Delhaize has released details of a new corporate strategy that will see €300m of costs cut by 2012 and an increase in discount format openings, as well as an increased presence in growth markets such as Greece, Romania and Indonesia.

The Belgian retailer revealed the strategy, which is outlined under the heading 'New Game Plan', to investors at its annual analysts meeting in Athens, Greece.

As part of the strategy, Delhaize is looking to further increase price competitiveness and triple the number of store openings across all markets in addition to realising an additional €300m annual operating cost saving by 2012.
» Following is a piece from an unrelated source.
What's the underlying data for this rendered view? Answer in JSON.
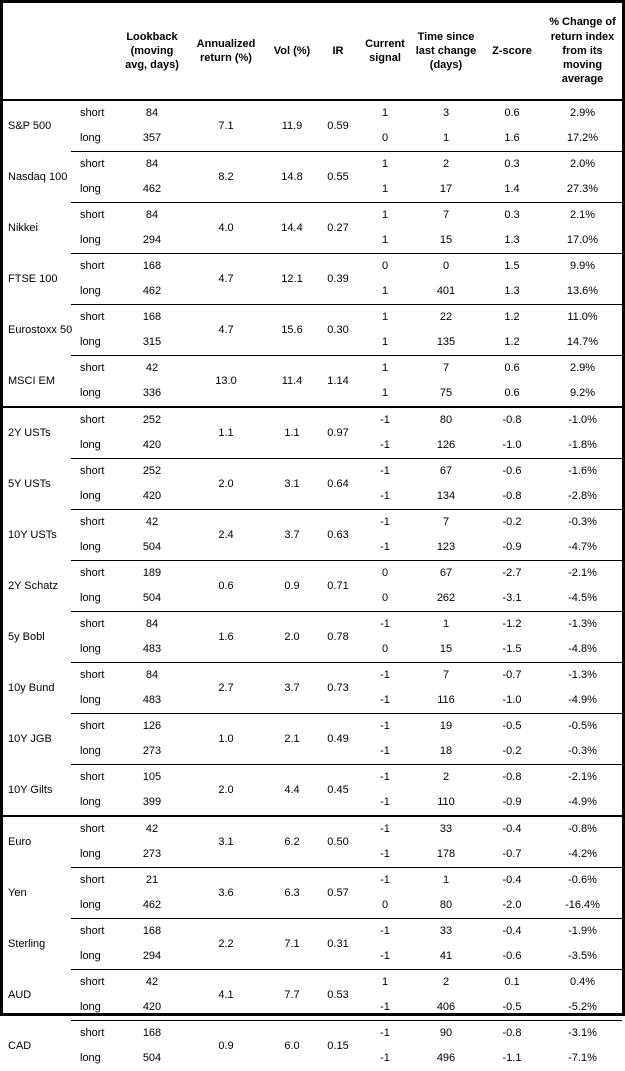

According to Delhaize, the plan means a greater focus on accelerated growth, increased efficiencies and stronger intra-group integration, with savings funding price investments and other sales building initiatives as well as supporting profitability.

'Today, Delhaize Group has a strong and proven building platform of leading brands and market shares, best-in-class profitability and a solid balance sheet,' said group president and CEO Pierre-Olivier Beckers. 'Now is the right time to capitalise on our strengths and further accelerate.

'The goal of our 'New Game Plan' is to deliver value leadership in all our markets leading to superior revenue and profit growth, and to make of Delhaize Group a more effective acquisition platform through additional synergies, shared knowledge and shared services,' he added.

Additional areas that Delhaize will look at as part of the 'New Game Plan' include building industry-leading initiatives in health and wellness and focusing on corporate responsibility.